The path of the kite appears to rise, dive towards the ground and then accelerate upwards indefinitely.

8. Oct 30, 2015

### Ray Vickson

No: once it hits the ground it stops, and is no longer governed by the equation you wrote initially. That is, assuming your y(t) refers to height above the ground---which I asked you about in my first post, but you ignored the question.

The cubic equation y(t) = 3 has two positive roots, and one negative root. The larger of the positive roots occurs after the kite actually hits the ground (at which time the equation for y(t) no longer applies), and of course, the negative root does not count. So (according to Maple) the relevant root is at t = 3.381463103 ≈ 3.4 (sec), giving an acceleration of a = -15.0 + 5.4*3.381463103 ≈ 3.26 (m/s^2). (This occurs just a bit after the time when acceleration switches from negative to positive.)

9. Oct 30, 2015

### J Hann

I calculated dy/dt = 0 at 4.48 sec at a height of 1.64 m, the lowest point of the trajectory.
This agrees with answer (c) for the lowest point.
I agreed with all answers except (d).
If dy / dt is negative how can you say the speed is increasing.
I guess you can say that if the acceleration is positive a less negative speed is increasing.
That would include the value at t = 3.9 along with t = 5 which were the values
I obtained from the cubic equation calculator for the positive roots.

Last edited: Oct 30, 2015
10. Oct 30, 2015

### Ray Vickson

Because dy/dt is velocity, not speed. Even when velocity is < 0 the speed is still > 0. Speed = |velocity|.

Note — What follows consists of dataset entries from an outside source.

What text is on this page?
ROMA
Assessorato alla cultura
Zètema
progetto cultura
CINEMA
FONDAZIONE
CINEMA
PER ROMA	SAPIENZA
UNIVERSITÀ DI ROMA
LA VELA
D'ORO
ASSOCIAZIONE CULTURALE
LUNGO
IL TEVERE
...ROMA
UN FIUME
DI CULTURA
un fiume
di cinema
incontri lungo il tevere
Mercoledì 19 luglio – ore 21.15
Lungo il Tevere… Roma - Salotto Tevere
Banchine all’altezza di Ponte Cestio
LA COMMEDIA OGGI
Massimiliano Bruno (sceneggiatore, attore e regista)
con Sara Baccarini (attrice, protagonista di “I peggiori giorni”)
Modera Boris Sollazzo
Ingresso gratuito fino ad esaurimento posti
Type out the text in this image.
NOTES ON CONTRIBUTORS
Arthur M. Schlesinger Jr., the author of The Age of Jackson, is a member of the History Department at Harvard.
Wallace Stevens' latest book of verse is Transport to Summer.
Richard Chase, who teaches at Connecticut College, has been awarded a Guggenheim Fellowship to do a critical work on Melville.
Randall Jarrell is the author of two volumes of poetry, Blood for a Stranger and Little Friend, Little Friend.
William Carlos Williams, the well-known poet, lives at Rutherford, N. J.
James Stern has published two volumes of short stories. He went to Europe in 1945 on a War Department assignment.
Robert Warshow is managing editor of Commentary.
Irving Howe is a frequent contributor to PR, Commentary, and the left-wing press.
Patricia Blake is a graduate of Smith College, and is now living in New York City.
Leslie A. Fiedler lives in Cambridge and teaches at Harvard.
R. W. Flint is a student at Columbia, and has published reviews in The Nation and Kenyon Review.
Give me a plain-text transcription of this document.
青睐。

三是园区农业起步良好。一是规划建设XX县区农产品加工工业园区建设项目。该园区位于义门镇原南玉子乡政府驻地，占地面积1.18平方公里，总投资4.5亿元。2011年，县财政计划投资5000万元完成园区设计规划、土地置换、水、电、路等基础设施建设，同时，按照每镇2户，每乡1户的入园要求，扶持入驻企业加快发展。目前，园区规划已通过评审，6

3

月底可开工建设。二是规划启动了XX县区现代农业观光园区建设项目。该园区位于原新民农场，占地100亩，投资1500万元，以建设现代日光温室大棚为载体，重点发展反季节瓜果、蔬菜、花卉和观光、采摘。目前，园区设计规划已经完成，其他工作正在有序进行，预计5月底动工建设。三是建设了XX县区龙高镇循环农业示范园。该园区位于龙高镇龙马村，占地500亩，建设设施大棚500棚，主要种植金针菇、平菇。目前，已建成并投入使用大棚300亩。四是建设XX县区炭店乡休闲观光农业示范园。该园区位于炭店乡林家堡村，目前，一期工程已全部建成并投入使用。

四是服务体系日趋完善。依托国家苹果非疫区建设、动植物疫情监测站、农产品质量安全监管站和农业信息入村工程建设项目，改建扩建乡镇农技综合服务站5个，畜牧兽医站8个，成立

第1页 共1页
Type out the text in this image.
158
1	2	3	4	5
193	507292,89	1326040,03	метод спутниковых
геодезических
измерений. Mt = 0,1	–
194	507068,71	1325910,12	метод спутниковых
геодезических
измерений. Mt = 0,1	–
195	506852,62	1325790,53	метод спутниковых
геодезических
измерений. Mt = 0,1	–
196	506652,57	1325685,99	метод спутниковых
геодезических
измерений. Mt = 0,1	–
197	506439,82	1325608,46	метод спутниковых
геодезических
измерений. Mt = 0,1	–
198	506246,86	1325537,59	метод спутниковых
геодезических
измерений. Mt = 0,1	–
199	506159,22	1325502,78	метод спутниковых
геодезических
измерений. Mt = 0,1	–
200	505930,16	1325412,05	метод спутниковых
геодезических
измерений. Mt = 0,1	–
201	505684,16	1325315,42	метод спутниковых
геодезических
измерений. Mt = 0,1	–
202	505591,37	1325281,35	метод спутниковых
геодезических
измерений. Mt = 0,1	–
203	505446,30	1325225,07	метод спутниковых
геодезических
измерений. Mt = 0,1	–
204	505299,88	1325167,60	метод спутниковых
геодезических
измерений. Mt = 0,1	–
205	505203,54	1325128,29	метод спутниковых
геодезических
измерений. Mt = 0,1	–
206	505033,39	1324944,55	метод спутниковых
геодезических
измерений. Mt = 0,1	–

You have still not answered my very simple question: is y(t) = height above the ground, or is it height above the top of the tower? If it is height above the ground, the kite does, indeed, hit the ground and stop. If it is height above the top of the tower, the kite never hits the ground and does, indeed accelerate upward to the end of the 10 meter string (at which time, again, the equation you wrote no longer applies). So, which is it to be?

11. Oct 30, 2015

### J Hann

I can only assume, from the information given, that standing on a 3 ft tower means that the y coordinate
references a point 3 ft above the ground.
Using that assumption, I agree with answers a, b, and c.
I also assume that the string can be let out indefinitely at the fliers discretion.
I didn't write the question.

12. Oct 30, 2015

### Ray Vickson

No, but if you are making an interpretation of it, surely you can tell us what that is. Also, when turning in the work for marks it would be a good idea to state explicitly what you are assuming; after all, how can you be sure what was the intention of the person setting the question?

13. Oct 30, 2015

### haruspex

The OP was posted by Matt_Theta, not J Hann.

14. Oct 30, 2015

### haruspex

So do you now understand Ray's point about speeding up? If so, I assume you get that it passes the kite flier while speeding up at time 5 sec.